Does anybody understand the health insurance landscape any longer? I don’t think so, and as we get closer to 2014, it gets even more confusing. All we really know is health insurance is expensive and getting more expensive by the year. This large, illusive cost is out of control, yet is something contractors have to address.
Many contractors are finding more work and are hiring back workers who were laid off, or new workers to handle the additional business. When you add more people, here you go again with the insurance issues. It is a never-ending battle.
If you hire union workers, you are covered, though with a very expensive alternative. Non-union shops may still incur an expense, but have more flexibility in designing what they offer employees. Yet, even if you offer a simple plan and an employee is laid off again as work slows, there is the COBRA issue to deal with.
Evaluate what you need to offer
Putting cost aside for a moment, you need to consider what to offer to attract the talent required. This may not pertain to everyone, but it does more often than not when you need someone now for a job that will be starting shortly.
You do have the option to avoid the hiring process altogether by subcontracting work to others and keeping the head count to a minimum. So let’s assume you do everything you can to avoid hiring, but still want to offer insurance to employees. If that is the case, the first thing you should do is check with your peers to see what they’re offering. If you are going to offer health insurance, you want to at least offer benefits in the same ballpark.
Next, determine what you can afford to pay and how much employees have to contribute. The type of plan you pick, along with custom perks added to the plan, will determine what you have to pay. To keep this cost to a minimum, it is a good idea to survey your employees to see what they expect from a policy. Who knows? You may be offering more then you need to.
Keep in mind that on average, employers pay $4,000/month and employees $900 for single coverage and $9,700 and $4,000, respectively, for family coverage. Can you afford it? Can your employees afford it? If not, on to Plan 2 to reduce the cost.
Plan 2 may mean no group policy at all. Maybe you have employees buy individual policies where you reimburse them a fixed amount for coverage. Personal policies are covered by state law and allow more flexibility regarding coverage and cost.
Assuming you only want to cover “permanent” employees while trying to avoid COBRA situations, you may want to set the standards for admission to the plan to avoid insuring part-time people. For example, maybe employees have to wait six months before they can join the plan.
Alternative plan options
Once you decide what you can afford and have a couple of plan designs on the table, you have to decide which plan to take, and then educate employees how the plan works and the costs for which they are responsible. It may be a PPO or an HMO, which is less costly. It may be a health reimbursement arrangement (HRA) or health savings account (HSA), which encourage employees to watch the spending before they reach the total deductible provided by the company.
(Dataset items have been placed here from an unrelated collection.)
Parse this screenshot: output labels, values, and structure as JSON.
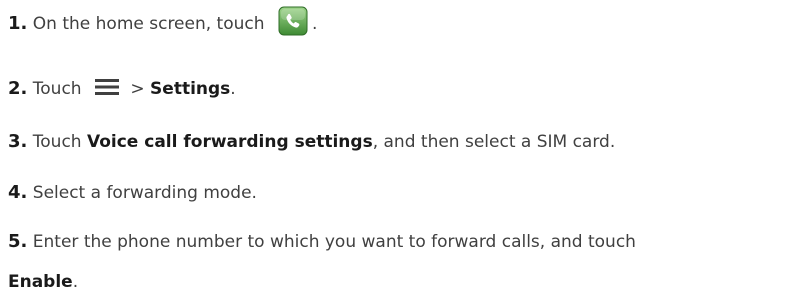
{
  "steps": [
    {
      "number": "1.",
      "text_before": "On the home screen, touch",
      "icon": "phone-app-icon",
      "text_after": "."
    },
    {
      "number": "2.",
      "text_before": "Touch",
      "icon": "menu-icon",
      "separator": ">",
      "bold": "Settings",
      "text_after": "."
    },
    {
      "number": "3.",
      "text_before": "Touch",
      "bold": "Voice call forwarding settings",
      "text_after": ", and then select a SIM card."
    },
    {
      "number": "4.",
      "text": "Select a forwarding mode."
    },
    {
      "number": "5.",
      "text": "Enter the phone number to which you want to forward calls, and touch",
      "bold_line2": "Enable",
      "text_after": "."
    }
  ],
  "colors": {
    "text": "#404040",
    "emphasis": "#1a1a1a",
    "icon_green": "#4a9a3a"
  }
}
In most HRA/HSA plans, the company pays the first portion of the deductible. But I did see one plan where employees cover the initial out-of-pocket costs, and only after they reach their maximum out-of-pocket deductible did the company portion kick in. Some inexpensive perks that can be added to make the plan more attractive to employees might be term life insurance, vision coverage and long-term care coverage.
The point of this exercise is to spend a minimum amount of insurance dollars using plan design and education, while at the same time offering a plan that meets most employee needs. It sounds easy. And it may be if you survey your peers to see what they are offering, and work with a competent broker who will help you design a program in your price range.
In the end, who knows? Health insurance may not be in the budget until workflow improves.